Já que o assunto é "O Senhor dos Anéis", acho que já deu tempo de a maioria ver o "Retorno do Rei", de maneira que se pode comentá-lo sem estragar a surpresa. Novamente tenho que fazer um esclarecimento: li o livro pela primeira vez há quase trinta anos e não me canso de relê-lo. Vale também lembrar minha opinião sobre os dois episódios anteriores no cinema:

A Irmandade* do Anel: Gosto do filme. O diretor Peter Jackson tirou passagens importantes (Tom Bombadil e o espírito da sepultura) e simplificou situações (a fuga de Frodo do Shire*, o Conselho de Elrond e os motivos que levam Aragorn a não ocupar o trono), mas essas alterações não influíam demais no andamento da história e tornavam o filme mais ágil. Discordo do meu irmão Gil e acho que o perfil dos personagens foi razoavelmente preservado.

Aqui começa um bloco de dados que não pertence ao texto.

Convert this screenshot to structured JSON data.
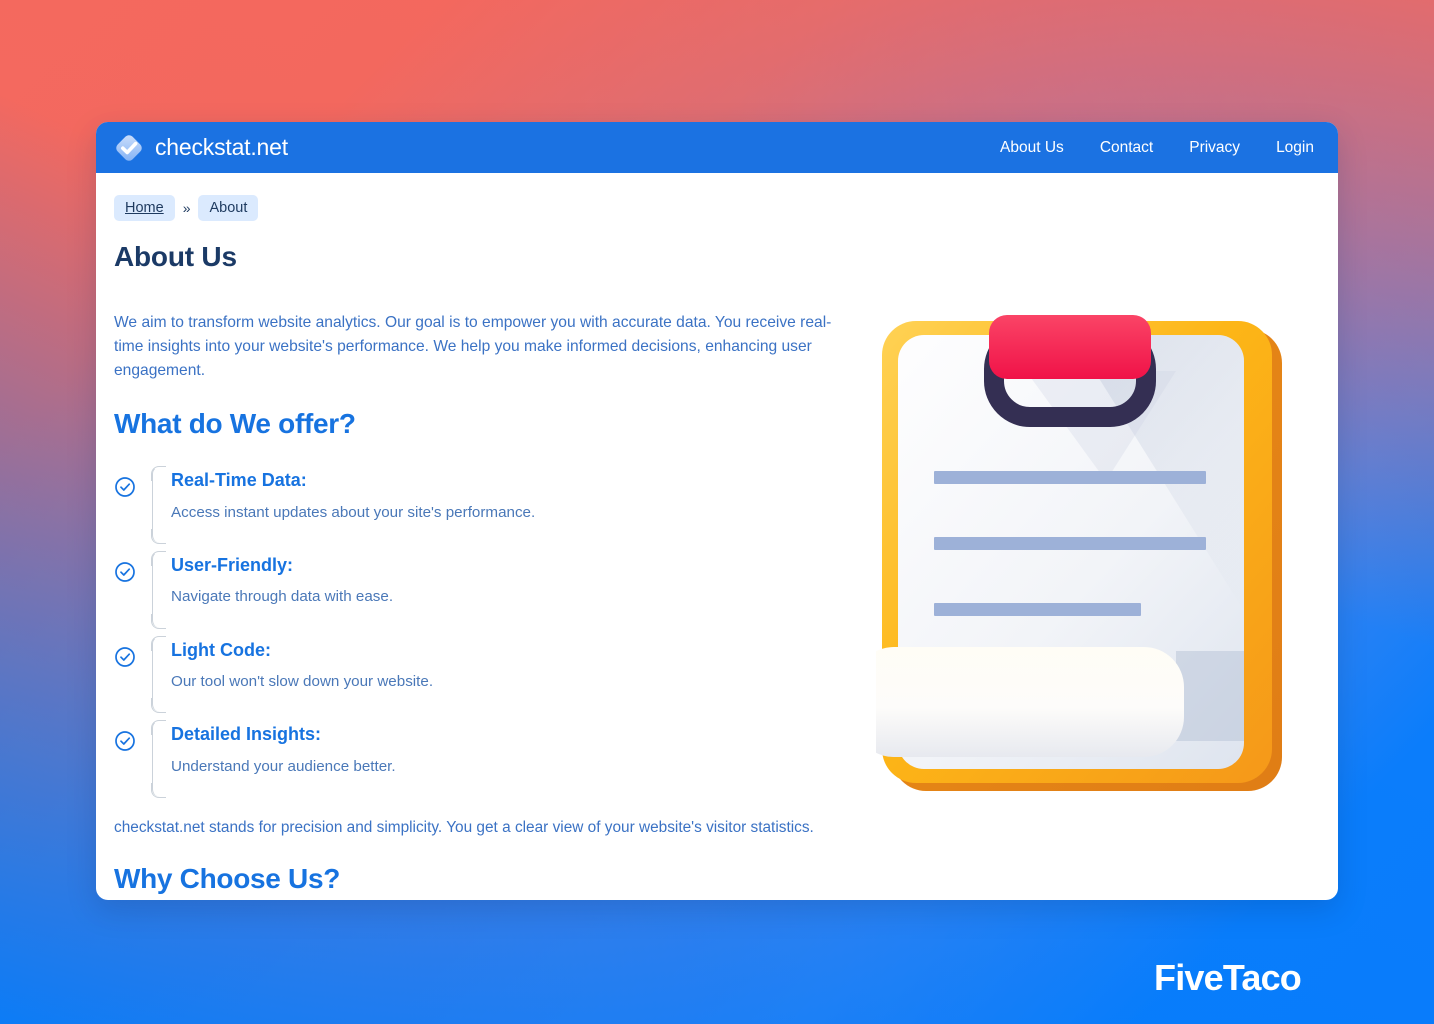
{
  "background": {
    "gradient_from": "#f4695f",
    "gradient_mid": "#6a7fd6",
    "gradient_to": "#0b7cfb"
  },
  "header": {
    "brand_name": "checkstat.net",
    "brand_icon": "check-diamond-logo-icon",
    "background_color": "#1b72e2",
    "nav": [
      {
        "label": "About Us"
      },
      {
        "label": "Contact"
      },
      {
        "label": "Privacy"
      },
      {
        "label": "Login"
      }
    ]
  },
  "breadcrumb": {
    "home_label": "Home",
    "separator": "»",
    "current_label": "About"
  },
  "page": {
    "title": "About Us",
    "intro": "We aim to transform website analytics. Our goal is to empower you with accurate data. You receive real-time insights into your website's performance. We help you make informed decisions, enhancing user engagement.",
    "offer_heading": "What do We offer?",
    "closing": "checkstat.net stands for precision and simplicity. You get a clear view of your website's visitor statistics.",
    "why_heading": "Why Choose Us?"
  },
  "features": [
    {
      "icon": "check-circle-icon",
      "title": "Real-Time Data:",
      "desc": "Access instant updates about your site's performance."
    },
    {
      "icon": "check-circle-icon",
      "title": "User-Friendly:",
      "desc": "Navigate through data with ease."
    },
    {
      "icon": "check-circle-icon",
      "title": "Light Code:",
      "desc": "Our tool won't slow down your website."
    },
    {
      "icon": "check-circle-icon",
      "title": "Detailed Insights:",
      "desc": "Understand your audience better."
    }
  ],
  "illustration": {
    "name": "clipboard-document-illustration",
    "board_color": "#f9ab1a",
    "board_color_light": "#ffd04d",
    "paper_color": "#fbfbfd",
    "clip_top_color": "#f6294f",
    "clip_ring_color": "#342f53",
    "line_color": "#9db1d8"
  },
  "watermark": {
    "text": "FiveTaco"
  }
}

As Duas Torres: Detesto figadalmente. Neste, Jackson inventou situações esdrúxulas (elfos na batalha do Elmo, Aragorn brigando com Legolas, Frodo brigando com Sam etc.), e deturpou feio quatro personagens: Theodén, que passa a ser um isolacionista, Elrond, que despreza os humanos (apesar de ser meio-humano), Faramir, que vira um pau mandando, e, a mais grave, Barba-de-Árvore*, que aparentemente ignora a destruição que Saruman promove em sua floresta.

Já o filme novo exige uma análise dupla. Por um lado, é um dos melhores filmes de ação épica que já vi. A batalha de Pelennor é, na minha modesta opinião, a mais impressionante da História do cinema. A concepção de efeitos especiais nunca mais vai ser a mesma depois do trabalho magnífico da equipe de Jackson. Além disso, ele consegue arrancar excelentes performances até mesmo de atores sofríveis, como Viggo Mortensen.

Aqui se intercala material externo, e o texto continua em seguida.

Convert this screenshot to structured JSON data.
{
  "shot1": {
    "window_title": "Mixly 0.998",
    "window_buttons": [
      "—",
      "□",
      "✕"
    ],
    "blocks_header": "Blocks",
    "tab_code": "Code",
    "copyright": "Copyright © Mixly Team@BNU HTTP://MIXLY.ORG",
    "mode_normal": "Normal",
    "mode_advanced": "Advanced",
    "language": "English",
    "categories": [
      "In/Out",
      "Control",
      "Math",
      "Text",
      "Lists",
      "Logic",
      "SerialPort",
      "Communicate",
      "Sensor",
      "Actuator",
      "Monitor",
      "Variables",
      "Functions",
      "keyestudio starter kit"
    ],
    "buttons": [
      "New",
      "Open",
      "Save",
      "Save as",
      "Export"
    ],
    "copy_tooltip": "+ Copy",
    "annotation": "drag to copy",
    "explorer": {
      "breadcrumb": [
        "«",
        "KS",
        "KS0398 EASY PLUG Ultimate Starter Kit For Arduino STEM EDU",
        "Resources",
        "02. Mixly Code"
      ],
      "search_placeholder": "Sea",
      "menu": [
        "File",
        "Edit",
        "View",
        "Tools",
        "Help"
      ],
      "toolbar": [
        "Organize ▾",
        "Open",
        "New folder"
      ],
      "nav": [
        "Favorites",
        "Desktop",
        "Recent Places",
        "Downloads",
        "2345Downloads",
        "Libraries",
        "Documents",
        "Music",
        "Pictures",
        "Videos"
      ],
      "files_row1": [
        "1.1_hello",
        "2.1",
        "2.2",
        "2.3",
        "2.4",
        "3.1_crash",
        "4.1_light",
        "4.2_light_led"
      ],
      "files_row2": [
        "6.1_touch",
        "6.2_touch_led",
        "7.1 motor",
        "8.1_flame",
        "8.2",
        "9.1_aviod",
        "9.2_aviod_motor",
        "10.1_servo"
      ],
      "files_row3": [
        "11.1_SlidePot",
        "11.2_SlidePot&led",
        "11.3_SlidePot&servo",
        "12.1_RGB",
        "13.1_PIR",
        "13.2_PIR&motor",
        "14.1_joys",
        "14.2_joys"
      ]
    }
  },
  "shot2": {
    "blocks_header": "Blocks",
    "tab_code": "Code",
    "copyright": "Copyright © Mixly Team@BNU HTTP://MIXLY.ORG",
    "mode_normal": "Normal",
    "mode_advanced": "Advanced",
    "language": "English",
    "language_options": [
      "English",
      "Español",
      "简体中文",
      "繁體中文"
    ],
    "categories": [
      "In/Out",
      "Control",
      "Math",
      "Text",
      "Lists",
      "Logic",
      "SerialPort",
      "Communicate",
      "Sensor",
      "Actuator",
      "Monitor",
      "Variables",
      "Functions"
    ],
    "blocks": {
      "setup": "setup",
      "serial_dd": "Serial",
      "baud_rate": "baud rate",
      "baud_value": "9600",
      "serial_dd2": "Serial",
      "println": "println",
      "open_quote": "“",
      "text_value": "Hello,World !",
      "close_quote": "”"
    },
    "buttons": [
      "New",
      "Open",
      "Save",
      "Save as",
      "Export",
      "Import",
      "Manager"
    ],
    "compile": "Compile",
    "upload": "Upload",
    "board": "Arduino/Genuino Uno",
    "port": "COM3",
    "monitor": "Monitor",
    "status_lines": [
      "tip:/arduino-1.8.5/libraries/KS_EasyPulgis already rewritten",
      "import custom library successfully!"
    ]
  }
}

E Shelob*... Graças à computação gráfica, a equipe de Jackson criou a mais monstruosa aranha de todos os tempos. Anteriormente, aranhas eram modelos mal feitos e mal articulados, como em "A Mosca da Cabeça Branca" ou justaposições de imagens que não permitiam interação entre os personagens, como em "O Incrível Homem que Encolheu". Agora, não. A aranha tem todos os movimentos reais e, na tela, interage o tempo todo com Frodo e Sam. Para alguém com uma aracnofobia igual à minha, foi um momento de terror puro.

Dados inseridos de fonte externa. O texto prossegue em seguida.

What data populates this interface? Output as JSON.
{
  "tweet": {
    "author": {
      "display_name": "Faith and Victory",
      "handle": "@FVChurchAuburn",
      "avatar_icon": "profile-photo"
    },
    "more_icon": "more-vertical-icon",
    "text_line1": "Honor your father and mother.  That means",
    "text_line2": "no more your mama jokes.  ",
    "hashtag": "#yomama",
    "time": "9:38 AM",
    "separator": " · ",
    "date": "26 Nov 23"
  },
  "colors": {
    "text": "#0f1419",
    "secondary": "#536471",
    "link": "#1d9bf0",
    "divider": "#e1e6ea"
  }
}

Por outro lado... Jackson nem introduziu muita coisa, mas tirou partes fundamentais da história. A primeira foi o confronte entre Gandalf e Saruman. É o momento em que fica claro o tremendo aumento do poder daquele. Além disso, o texto de Tolkien teria ficado magistral nas vozes de Ian McKelan e Christopher Lee. Mas cena inteira foi limada.

Mas o pior foi a volta dos hobbits para casa. Tolkien concebeu sua história como um círculo. Ao voltarem da guerra, Frodo, Sam, Merry e Pippin encontram seu país destruído e tomado por criminosos. Cabe a eles, com o conhecimento, a força e a confiança que adquiriram, sublevar o povo e expulsar os bandidos. O confronto com o líder deles (se você não leu o livro, não vou entregar quem é) é um fecho perfeito. Mas Jackson limou tudo.

Pena. Vamos ver se isso melhora na inevitável versão extendida.

* Caso alguém estranhe esses nomes, eu me recuso a usar as invenções da infeliz tradução na última edição brasileira. Lenita Maria Rimoli Esteves pode ser mestre em tradução, mas não entende chongas de Tolkien e usou critérios no mínimo discutíveis. A culpa nem é dela, mas de quem escalou uma especialista em Joyce para traduzir "O Senhor dos Anéis". São estilos e até filosofias literárias completamente diferentes.

Tolkien era lingüista. Ele inventou idiomas, mas, ao contrário de Joyce, não tinha qualquer pretensão de reinventar o inglês. Ele trabalhava com a lógica das línguas germânica, que permitem justapor duas palavras, formando uma terceira. Daí Imladris, que fica num estreito vale, chamar-se Rivendell (riven=fenda e dell=vale), literalmente "Vale Fendido" ou "Vale da Fenda". Vai Dona Lenita Maria e tasca "Valfenda", que serve apenas de túmulo da eufonia.

Uma melhor ainda: o cavalo cinzento (não branco) de Gandalf movia-se tão rapidamente que mal podia ser visto. Quando corria, as pessoas percebiam somente uma sombra passando. Daí ser chamado de Shadowfax, algo como "Feixe de Sombra" ou "Facho de Sombra" (escolhido pela excelente tradução portuguesa). Nossa especialista em Joyce tirou (sabe-se lá de onde) Scadufax. Shelob ("aranha fêmea" em inglês arcaico) virou Laracna, e por aí vai.

Sinceramente, se eu fosse dono de curso de inglês, faria um propaganda com essas porcalhadas e diria "venha estudar conosco para nunca mais aturar tradutores pirados".